UPTD Taman Budaya Sumatera Barat menggelar pagelaran seni dalam rangka peringatan Hari Jadi Sumbar ke-80. Kegiatan ini berlangsung di Lantai IV Taman Budaya, Jumat (3/10/2025), dengan menampilkan beragam pertunjukan seni dari tradisi hingga kontemporer.

Kepala Dinas Kebudayaan Sumbar, Jefrinal Arifin, mengatakan pagelaran tersebut menjadi ruang apresiasi bagi seniman sekaligus generasi muda. Menurutnya, kegiatan ini tidak hanya menampilkan kekayaan seni tradisi Minangkabau, tetapi juga memberi ruang bagi karya kontemporer. Ia menyebut ada tiga sekolah yang terpilih menampilkan karya terbaik setelah melalui seleksi dari sepuluh sekolah.

Pagelaran dibuka oleh Sanggar Parewa Limo melalui Komposisi Musik Ratok Saisuek yang menghadirkan nuansa magis. Penampilan kemudian dilanjutkan Sanggar Cinangkiak Saiyo yang membawakan Tari Piring dan membangkitkan semangat penonton.

Dari kalangan pelajar, Grup Dawai Senja MAN 2 Padang tampil melalui musikalisasi puisi. Sementara itu, Sanggar Talang Sarueh SMK 7 Padang menampilkan perpaduan tari dan musik. Komunitas Sajak Ruang turut memeriahkan acara dengan musikalisasi puisi yang dibawakan secara ekspresif.

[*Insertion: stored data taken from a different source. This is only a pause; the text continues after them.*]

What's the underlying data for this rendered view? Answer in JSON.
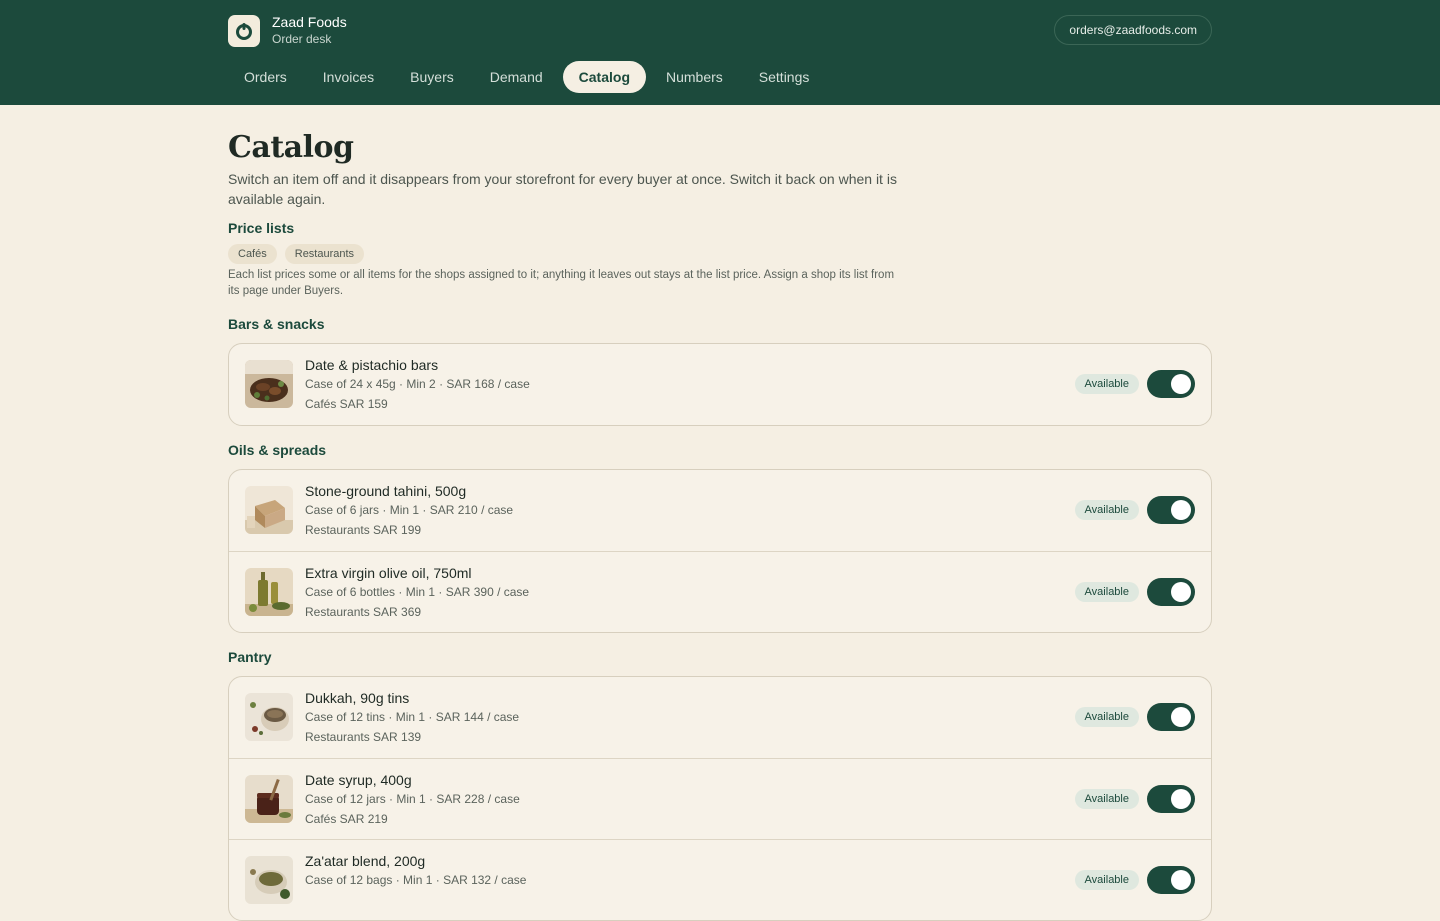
{
  "app": {
    "name": "Zaad Foods",
    "subtitle": "Order desk",
    "account_email": "orders@zaadfoods.com"
  },
  "nav": [
    "Orders",
    "Invoices",
    "Buyers",
    "Demand",
    "Catalog",
    "Numbers",
    "Settings"
  ],
  "nav_active": "Catalog",
  "page": {
    "title": "Catalog",
    "intro": "Switch an item off and it disappears from your storefront for every buyer at once. Switch it back on when it is available again."
  },
  "price_lists": {
    "heading": "Price lists",
    "chips": [
      "Cafés",
      "Restaurants"
    ],
    "note": "Each list prices some or all items for the shops assigned to it; anything it leaves out stays at the list price. Assign a shop its list from its page under Buyers."
  },
  "sections": [
    {
      "heading": "Bars & snacks",
      "items": [
        {
          "name": "Date & pistachio bars",
          "meta": "Case of 24 x 45g · Min 2 · SAR 168 / case",
          "price_list": "Cafés SAR 159",
          "status": "Available",
          "enabled": true,
          "thumb": "bars"
        }
      ]
    },
    {
      "heading": "Oils & spreads",
      "items": [
        {
          "name": "Stone-ground tahini, 500g",
          "meta": "Case of 6 jars · Min 1 · SAR 210 / case",
          "price_list": "Restaurants SAR 199",
          "status": "Available",
          "enabled": true,
          "thumb": "box"
        },
        {
          "name": "Extra virgin olive oil, 750ml",
          "meta": "Case of 6 bottles · Min 1 · SAR 390 / case",
          "price_list": "Restaurants SAR 369",
          "status": "Available",
          "enabled": true,
          "thumb": "bottle"
        }
      ]
    },
    {
      "heading": "Pantry",
      "items": [
        {
          "name": "Dukkah, 90g tins",
          "meta": "Case of 12 tins · Min 1 · SAR 144 / case",
          "price_list": "Restaurants SAR 139",
          "status": "Available",
          "enabled": true,
          "thumb": "tin"
        },
        {
          "name": "Date syrup, 400g",
          "meta": "Case of 12 jars · Min 1 · SAR 228 / case",
          "price_list": "Cafés SAR 219",
          "status": "Available",
          "enabled": true,
          "thumb": "jar"
        },
        {
          "name": "Za'atar blend, 200g",
          "meta": "Case of 12 bags · Min 1 · SAR 132 / case",
          "price_list": "",
          "status": "Available",
          "enabled": true,
          "thumb": "bowl"
        }
      ]
    }
  ]
}
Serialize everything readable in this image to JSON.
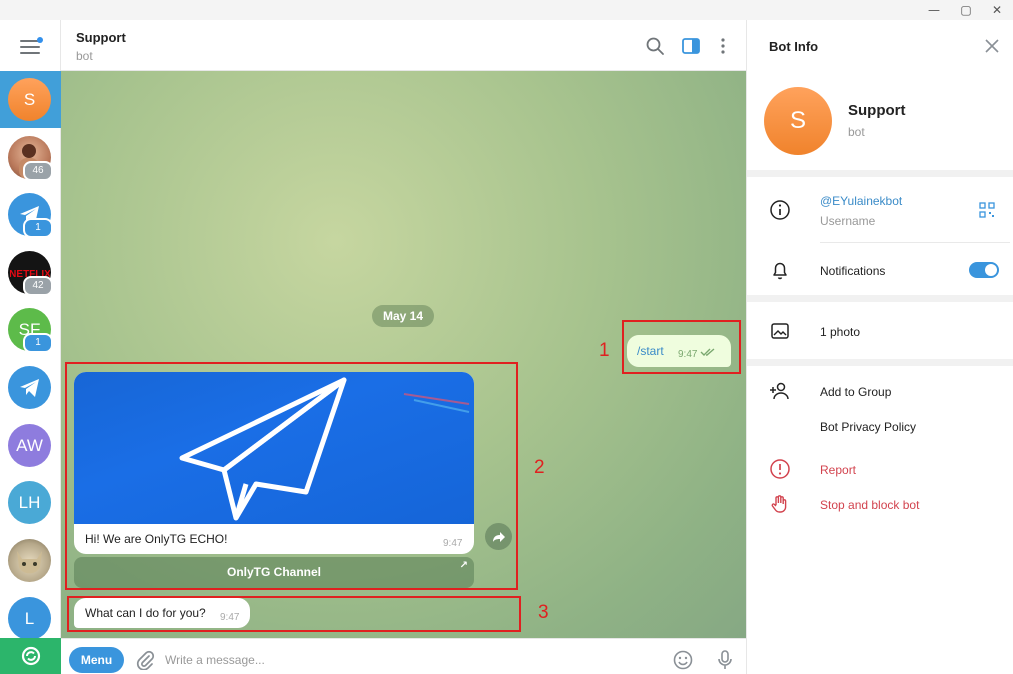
{
  "window": {
    "minimize_glyph": "—",
    "maximize_glyph": "▢",
    "close_glyph": "✕"
  },
  "sidebar": {
    "items": [
      {
        "initials": "S",
        "badge": "",
        "kind": "letter",
        "color": "#f5913b",
        "active": true
      },
      {
        "initials": "",
        "badge": "46",
        "kind": "photo",
        "color": "#c98a6a"
      },
      {
        "initials": "",
        "badge": "1",
        "kind": "telegram",
        "color": "#3a95dd"
      },
      {
        "initials": "",
        "badge": "42",
        "kind": "netflix",
        "color": "#141414"
      },
      {
        "initials": "SF",
        "badge": "1",
        "kind": "letter",
        "color": "#5dbb4a"
      },
      {
        "initials": "",
        "badge": "",
        "kind": "telegram",
        "color": "#3a95dd"
      },
      {
        "initials": "AW",
        "badge": "",
        "kind": "letter",
        "color": "#8e7cde"
      },
      {
        "initials": "LH",
        "badge": "",
        "kind": "letter",
        "color": "#4aa9d6"
      },
      {
        "initials": "",
        "badge": "",
        "kind": "cat",
        "color": "#b6a88a"
      },
      {
        "initials": "L",
        "badge": "",
        "kind": "letter",
        "color": "#3a95dd"
      }
    ]
  },
  "chat": {
    "title": "Support",
    "subtitle": "bot",
    "date_label": "May 14",
    "outgoing": {
      "text": "/start",
      "time": "9:47"
    },
    "media": {
      "caption": "Hi! We are  OnlyTG ECHO!",
      "time": "9:47"
    },
    "inline_button": {
      "label": "OnlyTG Channel",
      "arrow": "↗"
    },
    "incoming": {
      "text": "What can I do for you?",
      "time": "9:47"
    }
  },
  "annotations": [
    "1",
    "2",
    "3"
  ],
  "composer": {
    "menu_label": "Menu",
    "placeholder": "Write a message..."
  },
  "info": {
    "title": "Bot Info",
    "avatar_initial": "S",
    "name": "Support",
    "subtitle": "bot",
    "username": "@EYulainekbot",
    "username_caption": "Username",
    "notifications_label": "Notifications",
    "notifications_on": true,
    "photos_label": "1 photo",
    "add_to_group": "Add to Group",
    "privacy_policy": "Bot Privacy Policy",
    "report": "Report",
    "stop_block": "Stop and block bot"
  },
  "colors": {
    "accent": "#3a95dd",
    "danger": "#d2434e",
    "annotation": "#e02020"
  }
}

Menjelang akhir acara, Komunitas Teater Gelek Galombang menutup rangkaian pertunjukan dengan monolog yang meninggalkan kesan mendalam. Pada kesempatan yang sama, panitia juga mengumumkan pemenang Alek Teater 9 dalam sejumlah kategori penghargaan.

Dalam daftar yang diumumkan, Teater Kuliek meraih penghargaan Penata Musik Terbaik melalui Alza Safitra. Penghargaan Pemeran Pembantu Pria diberikan kepada Dzaki Almair Zamil dari Teater Ranah Sijunjung, sedangkan Pemeran Pembantu Wanita diraih Reva Tri Ayunis dari Teater Gaung Ganto. Teater Rumah Teduh juga tercantum dalam pengumuman tersebut.

Rangkaian perayaan Hari Jadi Sumbar ke-80 ini menjadi penanda upaya menjaga seni budaya agar tetap hidup dan berkembang, sekaligus mempererat kedekatan generasi muda dengan tradisi yang diwariskan.